Bitcoin ve genel olarak kripto para birimlerinin geleceği sayısız olasılıklarla dolu. Blok zinciri uygulamaları sınır tanımıyor ve bu alandaki projeler her geçen gün daha başarılı ve güvenli hale geliyor.
Emtia para birimlerinden altın ve gümüş gibi değerli madenlerin kullanımına, kağıt para ve nominal para birimlerine uzanan yolculukta sanal ortamda para fikri çok yeni olmasa da yakın tarihte mümkün hale geldi. uygulanabilir hale getirmek.

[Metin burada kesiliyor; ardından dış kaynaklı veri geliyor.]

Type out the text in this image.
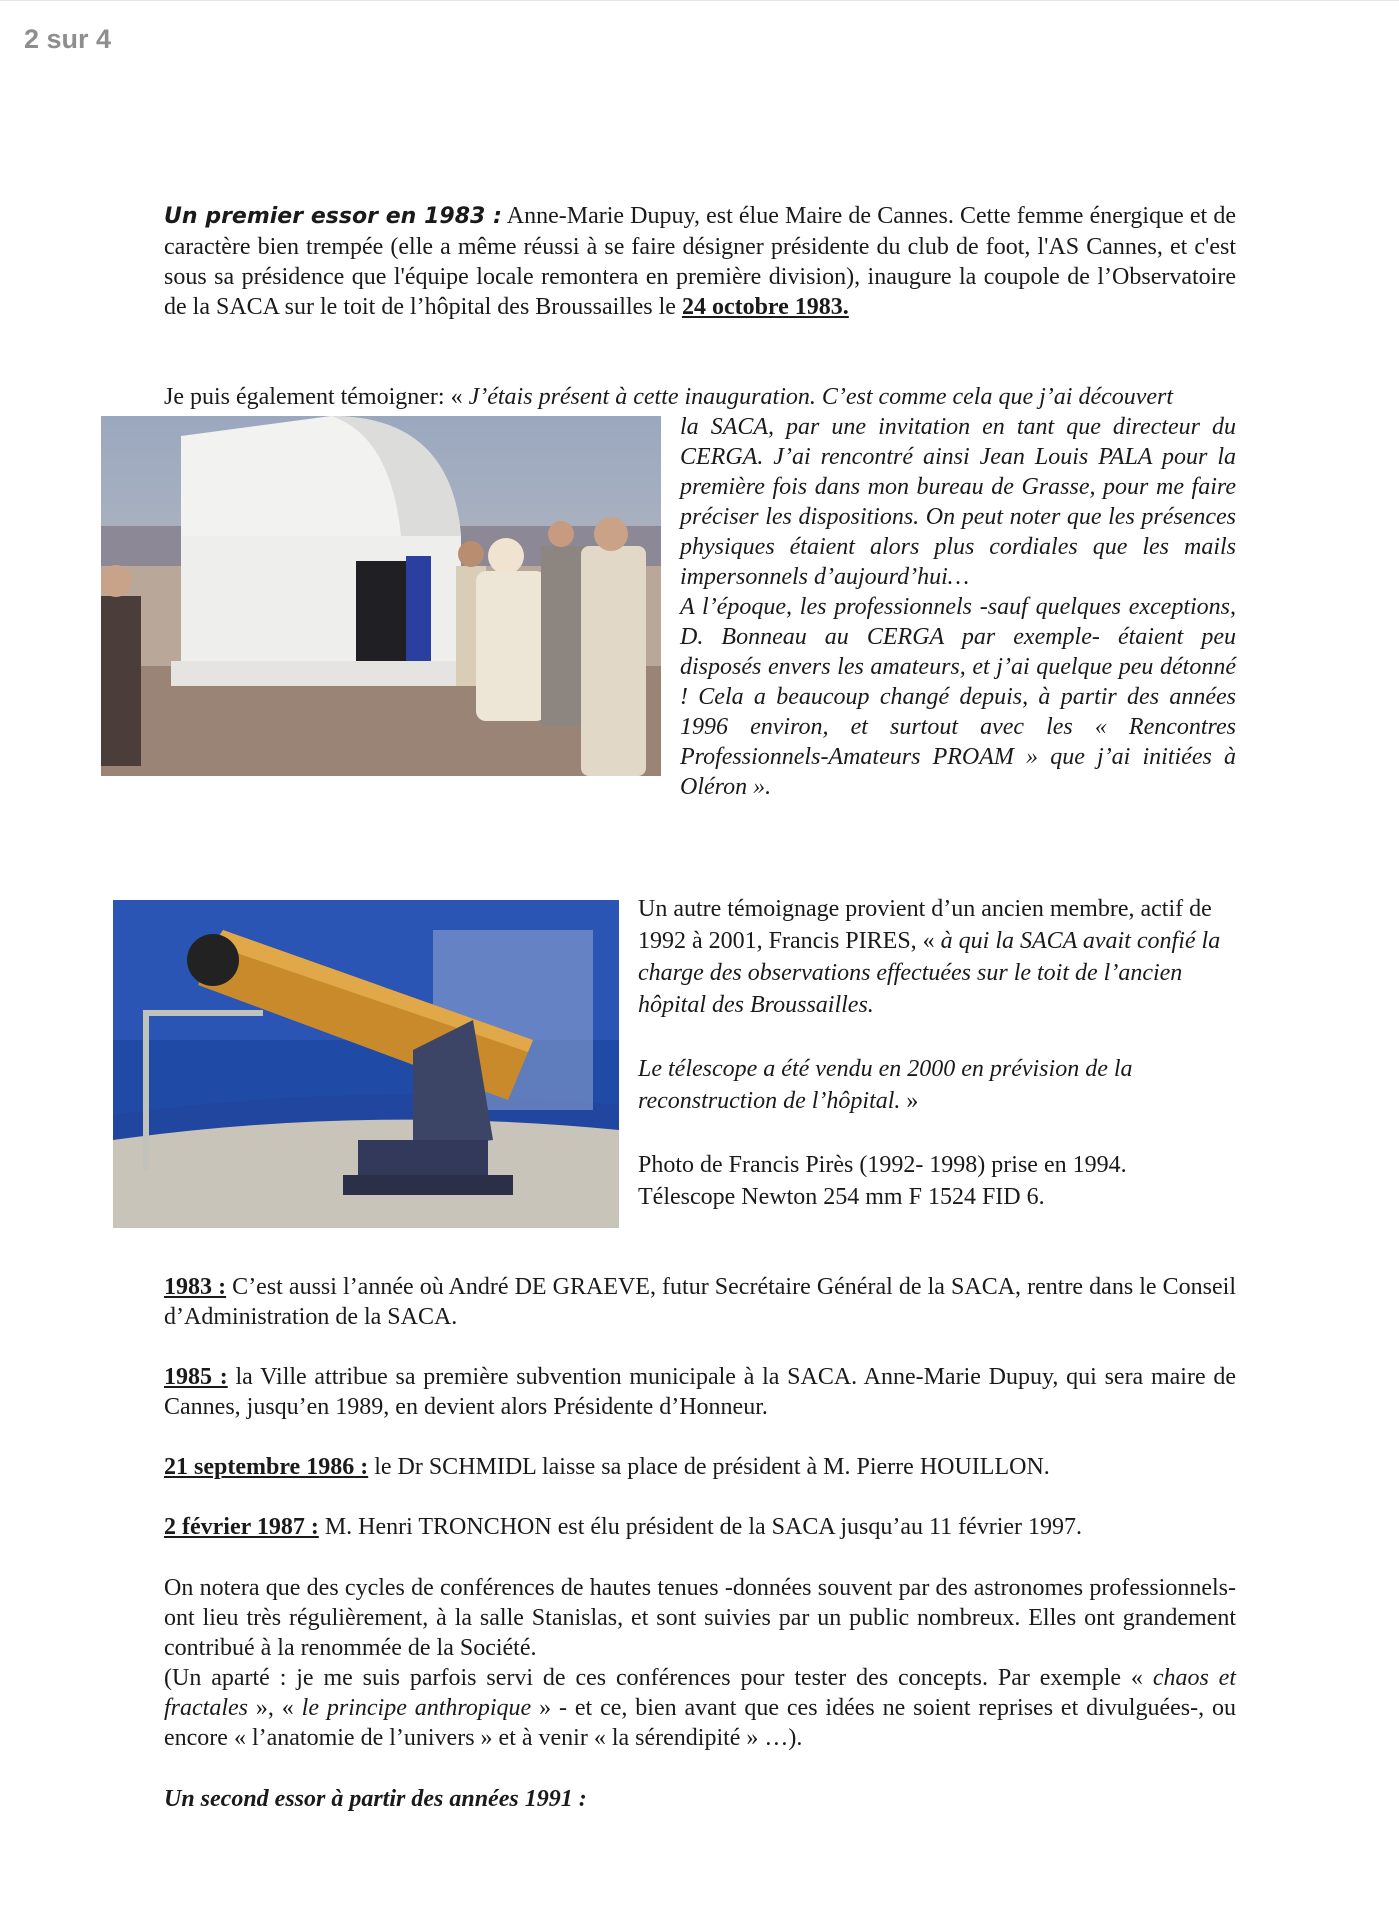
2 sur 4

Un premier essor en 1983 : Anne-Marie Dupuy, est élue Maire de Cannes. Cette femme énergique et de caractère bien trempée (elle a même réussi à se faire désigner présidente du club de foot, l'AS Cannes, et c'est sous sa présidence que l'équipe locale remontera en première division), inaugure la coupole de l’Observatoire de la SACA sur le toit de l’hôpital des Broussailles le 24 octobre 1983.

Je puis également témoigner: « J’étais présent à cette inauguration. C’est comme cela que j’ai découvert

la SACA, par une invitation en tant que directeur du CERGA. J’ai rencontré ainsi Jean Louis PALA pour la première fois dans mon bureau de Grasse, pour me faire préciser les dispositions. On peut noter que les présences physiques étaient alors plus cordiales que les mails impersonnels d’aujourd’hui…
A l’époque, les professionnels -sauf quelques exceptions, D. Bonneau au CERGA par exemple- étaient peu disposés envers les amateurs, et j’ai quelque peu détonné ! Cela a beaucoup changé depuis, à partir des années 1996 environ, et surtout avec les « Rencontres Professionnels-Amateurs PROAM » que j’ai initiées à Oléron ».
Un autre témoignage provient d’un ancien membre, actif de 1992 à 2001, Francis PIRES, « à qui la SACA avait confié la charge des observations effectuées sur le toit de l’ancien hôpital des Broussailles.
Le télescope a été vendu en 2000 en prévision de la reconstruction de l’hôpital. »
Photo de Francis Pirès (1992- 1998) prise en 1994.
Télescope Newton 254 mm F 1524 FID 6.

1983 : C’est aussi l’année où André DE GRAEVE, futur Secrétaire Général de la SACA, rentre dans le Conseil d’Administration de la SACA.

1985 : la Ville attribue sa première subvention municipale à la SACA. Anne-Marie Dupuy, qui sera maire de Cannes, jusqu’en 1989, en devient alors Présidente d’Honneur.

21 septembre 1986 : le Dr SCHMIDL laisse sa place de président à M. Pierre HOUILLON.

2 février 1987 : M. Henri TRONCHON est élu président de la SACA jusqu’au 11 février 1997.

On notera que des cycles de conférences de hautes tenues -données souvent par des astronomes professionnels- ont lieu très régulièrement, à la salle Stanislas, et sont suivies par un public nombreux. Elles ont grandement contribué à la renommée de la Société.
(Un aparté : je me suis parfois servi de ces conférences pour tester des concepts. Par exemple « chaos et fractales », « le principe anthropique » - et ce, bien avant que ces idées ne soient reprises et divulguées-, ou encore « l’anatomie de l’univers » et à venir « la sérendipité » …).

Un second essor à partir des années 1991 :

Kimine göre CIA'de bir grup, kimine göre uzaylı ya da belki de gerçekten bir siberpunk Satoshi Nakamoto. Kim olursa olsun, varlıklarımıza bakış açımızı ve onları saklama şeklimizi tamamen değiştirecek fikirleri ve uygulamasıyla bir sonraki adımda ne yapacağımıza karar vermek için bizi yalnız bıraktı. Kendisinden daha ileri fikirlerin ortaya çıkmasının önünü açtı ve dünyayı bambaşka bir bakış açısına sahip olmaya ikna etti.
Satoshi, çıkarttığı ve sabit kod olarak yazdığı genesis-starter bloğunda bir mesajı saklamayı ihmal etmemişti. 3 Ocak 2009 tarihini not ederek, o günün UK Times'ından dünya çapındaki ekonomik krizden sorumlu bankalar hakkında bir manşet ekledi; "Bakan bankalar için ikinci kurtarma paketinin eşiğinde" Muhtemelen bu sözlerle federal rezerv bankacılığıyla dalga geçiyor. Satoshi'nin bu harcanamayan adresi neden başlangıç bloğunda yarattığı bilinmiyor. Şimdiye kadar bu adrese isimsiz olarak 16 BTC gönderildi ve bu nedenle toplam 21 milyon bitcoin arzı asla gerçekleşmeyecek.
Bitcoin'in dünya merkez bankalarını korkutacak seviyelere ulaşması sadece 9 yıl aldı ve daha gidecek çok yolu var.